The name Bluestonehenge is a bit of a mouthful - can't see it sticking. Suggest Blustonhenge (and if it's ever adopted remember it was first mentioned here ;-)

Littlestone wrote:
The name Bluestonehenge is a bit of a mouthful - can't see it sticking. Suggest Blustonhenge (and if it's ever adopted remember it was first mentioned here ;-)
Seeing as it's the 21st century, I reckon we should sex it up a little - how about B-Henge? Or Blstnhng? (One for the txt generation there!) Or just contract it to "Blunge"? ;)

G x

Thinking of which here is a bit I stuck on my blog a while ago:

The Stonehenge Blau Stones
http://brian-mountainman.blogspot.com/

Some time ago I was in correspondence with Geoff Kellaway, the first man to bravely stick his head above the parapet on the glacial transport theory for the bluestones.

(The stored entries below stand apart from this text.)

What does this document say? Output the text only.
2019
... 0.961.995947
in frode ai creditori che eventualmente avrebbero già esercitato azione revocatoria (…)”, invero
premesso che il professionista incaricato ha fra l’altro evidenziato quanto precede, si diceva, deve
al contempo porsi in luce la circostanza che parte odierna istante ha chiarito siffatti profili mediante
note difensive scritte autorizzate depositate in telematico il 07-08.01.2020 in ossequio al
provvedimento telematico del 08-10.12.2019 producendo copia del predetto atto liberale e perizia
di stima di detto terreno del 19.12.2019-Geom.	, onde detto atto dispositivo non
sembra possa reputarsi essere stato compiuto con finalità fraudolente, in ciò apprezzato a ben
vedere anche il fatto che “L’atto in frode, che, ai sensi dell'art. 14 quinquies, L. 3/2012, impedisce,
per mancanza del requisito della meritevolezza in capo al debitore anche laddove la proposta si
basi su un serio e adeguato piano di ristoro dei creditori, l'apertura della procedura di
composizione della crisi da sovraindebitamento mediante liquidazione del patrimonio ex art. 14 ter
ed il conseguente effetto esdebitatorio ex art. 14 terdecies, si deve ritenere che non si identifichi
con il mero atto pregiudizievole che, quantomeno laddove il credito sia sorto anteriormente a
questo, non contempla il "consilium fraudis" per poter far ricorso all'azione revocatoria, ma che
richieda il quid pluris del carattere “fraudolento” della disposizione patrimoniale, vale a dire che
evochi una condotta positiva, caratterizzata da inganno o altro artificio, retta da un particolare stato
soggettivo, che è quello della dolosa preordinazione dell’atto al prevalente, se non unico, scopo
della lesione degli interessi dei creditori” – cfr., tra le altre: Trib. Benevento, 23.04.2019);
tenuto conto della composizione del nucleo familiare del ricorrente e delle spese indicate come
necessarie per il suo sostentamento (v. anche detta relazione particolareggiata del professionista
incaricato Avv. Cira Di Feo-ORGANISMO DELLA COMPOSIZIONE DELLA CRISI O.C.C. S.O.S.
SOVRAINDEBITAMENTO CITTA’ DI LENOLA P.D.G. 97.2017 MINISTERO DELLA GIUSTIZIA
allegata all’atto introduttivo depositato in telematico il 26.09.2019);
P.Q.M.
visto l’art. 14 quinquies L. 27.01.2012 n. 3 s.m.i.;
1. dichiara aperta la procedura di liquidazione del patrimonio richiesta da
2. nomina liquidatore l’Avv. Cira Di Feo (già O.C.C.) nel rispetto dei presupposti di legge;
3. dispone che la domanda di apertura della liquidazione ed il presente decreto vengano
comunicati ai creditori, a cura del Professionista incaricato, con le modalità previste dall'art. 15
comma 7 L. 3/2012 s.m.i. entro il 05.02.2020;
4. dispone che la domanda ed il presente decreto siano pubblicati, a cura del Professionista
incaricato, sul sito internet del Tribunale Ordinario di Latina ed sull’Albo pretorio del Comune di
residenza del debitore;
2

He sent a paper in which he argues that the bluestones were never described as BLUE stones by the early visitors to Stonehenge, but that in the Middle Ages (ie around the time of Geoffrey of Monmouth and later) they might have been referred to in Ango-Saxon as BLAU stones — with the word “blau” meaning striking, different, or of unusual or striking appearance. This is interesting — I hadn’t come across this idea before!! Is anybody else familiar with it?

Of course, this would make sense, since the stones are not actually blue at all — they are not that different in colour from the sarsens. But it’s intriguing to think that from an early stage people might have recognized them as simply DIFFERENT.